Workers did their best to keep the dolphins moist, and some used slings to carry the stranded animals back to the water, but it appears only three were saved. Many of the creatures showed gashes along their bodies, suggesting predators may have attacked the animals prior to the time they were washed ashore.

The stranded animals were melon-headed whales, also called electra dolphins, and normally live in deep waters, making this occurrence puzzling to biologists studying the problem. Initial reports stated about 130 of the dolphins became stranded on the beach, but later estimates brought that figure upward. Around 50 members of the species beached themselves near the same location in 2011.

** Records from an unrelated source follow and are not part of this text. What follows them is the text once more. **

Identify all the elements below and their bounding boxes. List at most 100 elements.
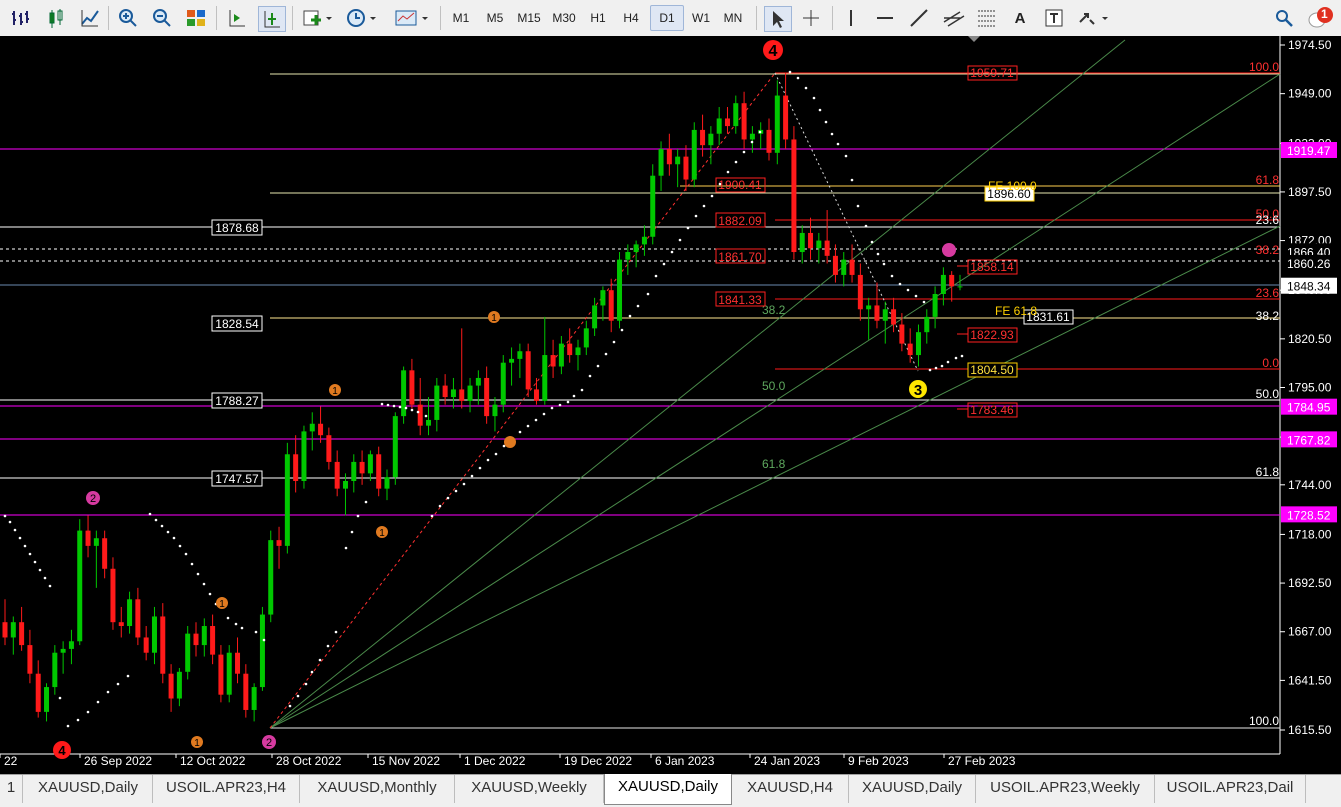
candle-body (60, 648, 66, 653)
candle-body (44, 687, 50, 712)
candle-body (235, 652, 241, 674)
candle-body (849, 259, 855, 275)
chart-tab-2[interactable]: USOIL.APR23,H4 (153, 775, 300, 803)
sar-dot (208, 592, 212, 596)
text-icon[interactable]: A (1008, 6, 1032, 30)
price-tick: 1641.50 (1288, 673, 1332, 687)
sar-dot (946, 360, 950, 364)
sar-dot (424, 414, 428, 418)
horizontal-line-icon[interactable] (872, 6, 898, 30)
sar-dot (416, 410, 420, 414)
vertical-line-icon[interactable] (840, 6, 862, 30)
cursor-icon[interactable] (764, 6, 792, 32)
sar-dot (380, 402, 384, 406)
chart-tab-4[interactable]: XAUUSD,Weekly (455, 775, 604, 803)
indicators-icon[interactable] (300, 6, 336, 30)
candle-body (774, 95, 780, 153)
chart-tab-5[interactable]: XAUUSD,Daily (604, 774, 732, 805)
text-label-icon[interactable] (1042, 6, 1066, 30)
sar-dot (882, 262, 886, 266)
chart-tab-7[interactable]: XAUUSD,Daily (849, 775, 976, 803)
timeframe-m30[interactable]: M30 (548, 6, 580, 30)
candle-body (708, 133, 714, 146)
sar-dot (646, 292, 650, 296)
templates-icon[interactable] (392, 6, 432, 30)
sar-dot (812, 96, 816, 100)
zoom-in-icon[interactable] (116, 6, 140, 30)
arrows-menu-icon[interactable] (1074, 6, 1114, 30)
candle-body (309, 423, 315, 432)
timeframe-d1[interactable]: D1 (650, 5, 684, 31)
candle-body (749, 133, 755, 140)
wave-3: 3 (914, 382, 922, 399)
chart-tab-9[interactable]: USOIL.APR23,Dail (1155, 775, 1306, 803)
sar-dot (166, 530, 170, 534)
candle-body (384, 477, 390, 489)
candle-body (210, 626, 216, 655)
candle-body (118, 622, 124, 627)
trendline-icon[interactable] (906, 6, 932, 30)
sar-dot (296, 694, 300, 698)
timeframe-h4[interactable]: H4 (615, 6, 647, 30)
candle-body (251, 687, 257, 710)
chart-shift-icon[interactable] (258, 6, 286, 32)
sar-dot (318, 658, 322, 662)
sar-dot (178, 544, 182, 548)
periods-icon[interactable] (344, 6, 380, 30)
tile-windows-icon[interactable] (184, 6, 208, 30)
sar-dot (23, 544, 27, 548)
candle-body (85, 530, 91, 546)
price-tick: 1974.50 (1288, 38, 1332, 52)
timeframe-m1[interactable]: M1 (445, 6, 477, 30)
price-tick: 1667.00 (1288, 625, 1332, 639)
candle-body (342, 480, 348, 489)
bar-chart-icon[interactable] (8, 6, 32, 30)
sar-dot (43, 576, 47, 580)
candlestick-icon[interactable] (44, 6, 68, 30)
candle-body (2, 622, 8, 638)
search-icon[interactable] (1272, 6, 1296, 30)
sar-dot (960, 354, 964, 358)
fib-white-38: 38.2 (1256, 309, 1280, 323)
sar-dot (196, 572, 200, 576)
timeframe-m15[interactable]: M15 (513, 6, 545, 30)
chart-tab-1[interactable]: XAUUSD,Daily (24, 775, 153, 803)
sar-dot (184, 552, 188, 556)
fe-100-label: FE 100.0 (988, 179, 1037, 193)
timeframe-w1[interactable]: W1 (685, 6, 717, 30)
sar-dot (678, 238, 682, 242)
autoscroll-icon[interactable] (224, 6, 250, 30)
zoom-out-icon[interactable] (150, 6, 174, 30)
timeframe-mn[interactable]: MN (717, 6, 749, 30)
sar-dot (438, 504, 442, 508)
channel-icon[interactable] (940, 6, 968, 30)
chart-tab-8[interactable]: USOIL.APR23,Weekly (976, 775, 1155, 803)
notifications-icon[interactable]: 1 (1306, 6, 1334, 30)
fibonacci-icon[interactable] (974, 6, 1000, 30)
candle-body (741, 103, 747, 140)
candle-body (475, 377, 481, 386)
price-marker-label: 1919.47 (1287, 144, 1331, 158)
candle-body (492, 404, 498, 417)
sar-dot (226, 616, 230, 620)
fib-white-50: 50.0 (1256, 387, 1280, 401)
sar-dot (8, 520, 12, 524)
candle-body (401, 370, 407, 417)
chart-tab-3[interactable]: XAUUSD,Monthly (300, 775, 455, 803)
time-tick: 26 Sep 2022 (84, 754, 152, 768)
chart-tab-6[interactable]: XAUUSD,H4 (732, 775, 849, 803)
price-chart[interactable]: 38.2 50.0 61.8 100.0 61.8 50.0 38.2 23.6… (0, 36, 1341, 774)
candle-body (351, 461, 357, 481)
chart-tab-0[interactable]: 1 (0, 775, 23, 803)
wave-2-b: 2 (266, 737, 272, 749)
sar-dot (796, 76, 800, 80)
timeframe-m5[interactable]: M5 (479, 6, 511, 30)
red-box-1858: 1858.14 (970, 260, 1014, 274)
candle-body (583, 328, 589, 348)
candle-body (700, 129, 706, 146)
crosshair-icon[interactable] (798, 6, 824, 30)
candle-body (857, 274, 863, 310)
candle-body (326, 435, 332, 462)
line-chart-icon[interactable] (78, 6, 102, 30)
timeframe-h1[interactable]: H1 (582, 6, 614, 30)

The dolphins came ashore on a beach located roughly 60 miles north of the capital city of Tokyo. Many of the rescue efforts were thwarted as animals once returned to the water washed back up on the beach. Several of the melon-headed whales quickly perished on the beach, and were buried nearby.

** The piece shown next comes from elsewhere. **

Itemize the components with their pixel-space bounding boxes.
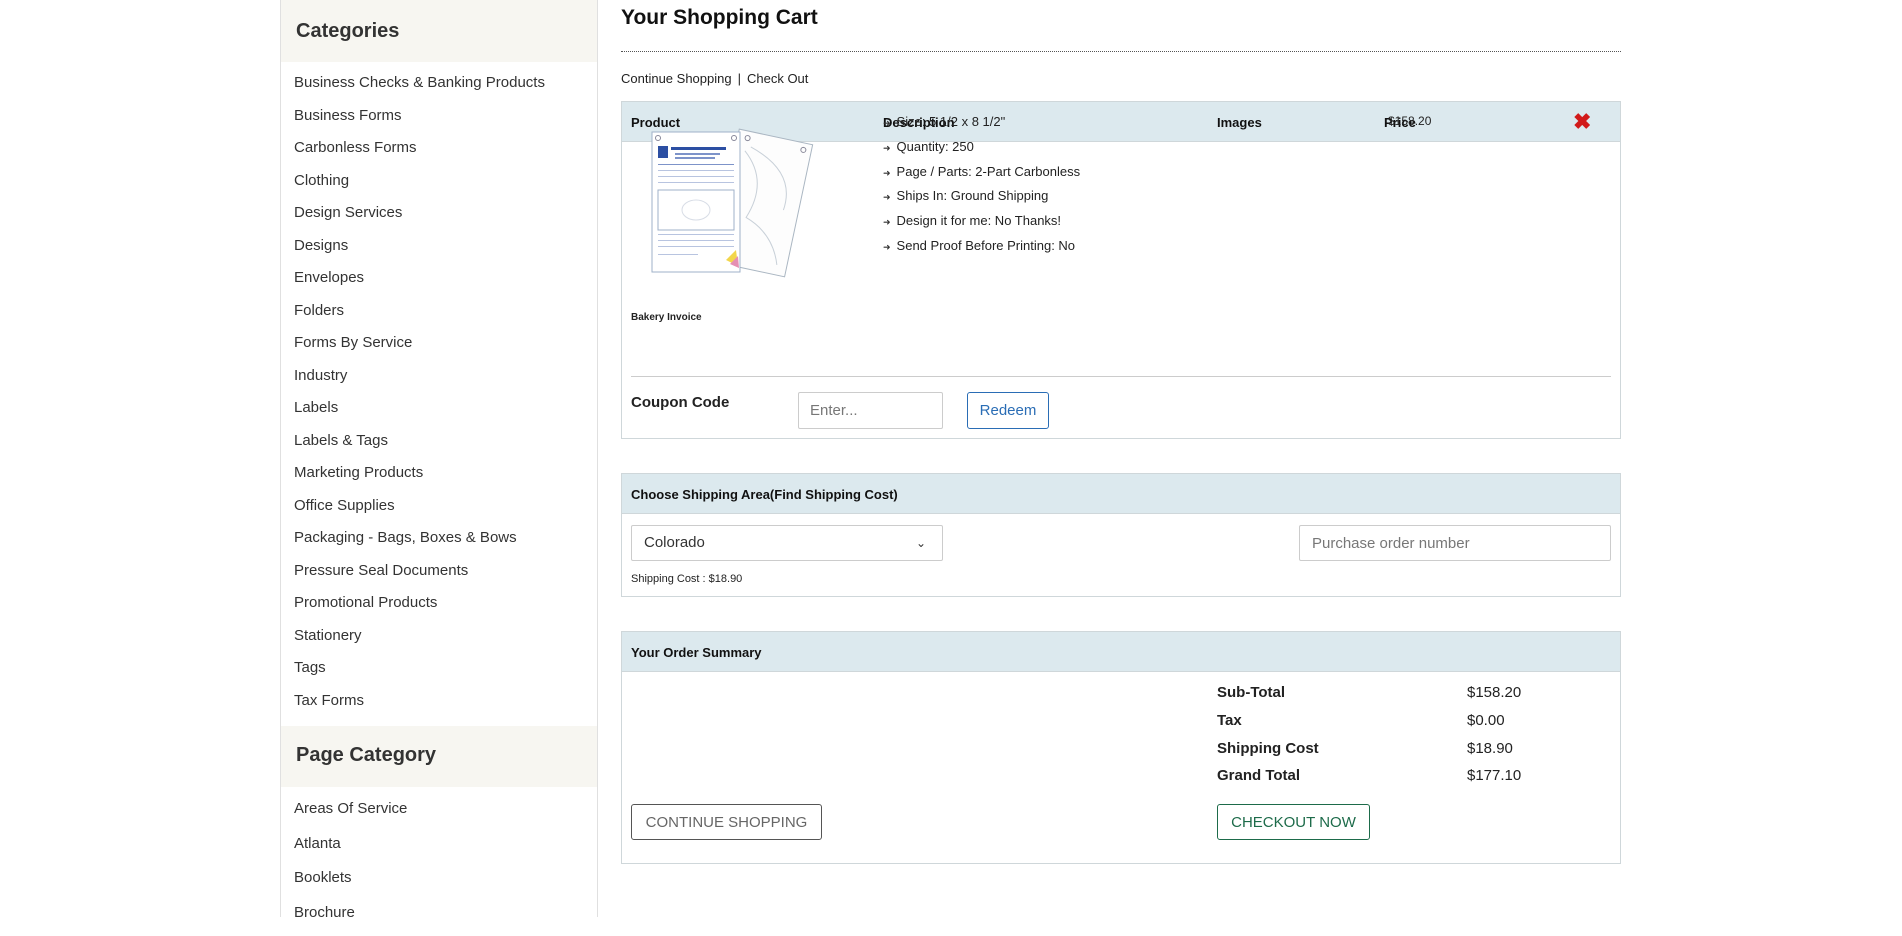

"We see one or two whales washing ashore a year, but this may be the first time to find over 100 of them on a beach," an official with the Japanese Coast Guard said.

Electra dolphins can grow to lengths between 6 and 9 feet, and the species is fairly common in waters off the coast of Japan.

Biologists are uncertain why the dolphins became stranded on the beach, although it is possible the animals became lost.

"Sonar waves the dolphins emit might have been absorbed in the shoals, which could cause them to lose their sense of direction," Tadasu Yamadao from the National Museum of Nature and Science said.

Dolphins are varieties of whales, and are usually considered among the most intelligent of all nonhuman animals. The government of Japan has continued to hunt pilot and minke whales, despite highly vocal international opposition. This hunting is conducted off the island nation's coast, as well as in waters off the coast of Antarctica, where killing of the animals is deemed scientific research. Despite this claim, meat from these marine mammals is commonly sold in Japan for human consumption.

An international court, ruling under the auspices of the United Nations, determined these activities in the Southern Ocean are a commercial enterprise hiding behind the guise of research, and ordered a halt to the practice. Officials in Tokyo later announced they would resume the hunt, in defiance of the legal order. Hundreds of dolphins in a bay off the coast of the whaling town of Taiji, in the southwestern part of the main island of Honshu, have also been slaughtered with the cooperation of the Japanese government.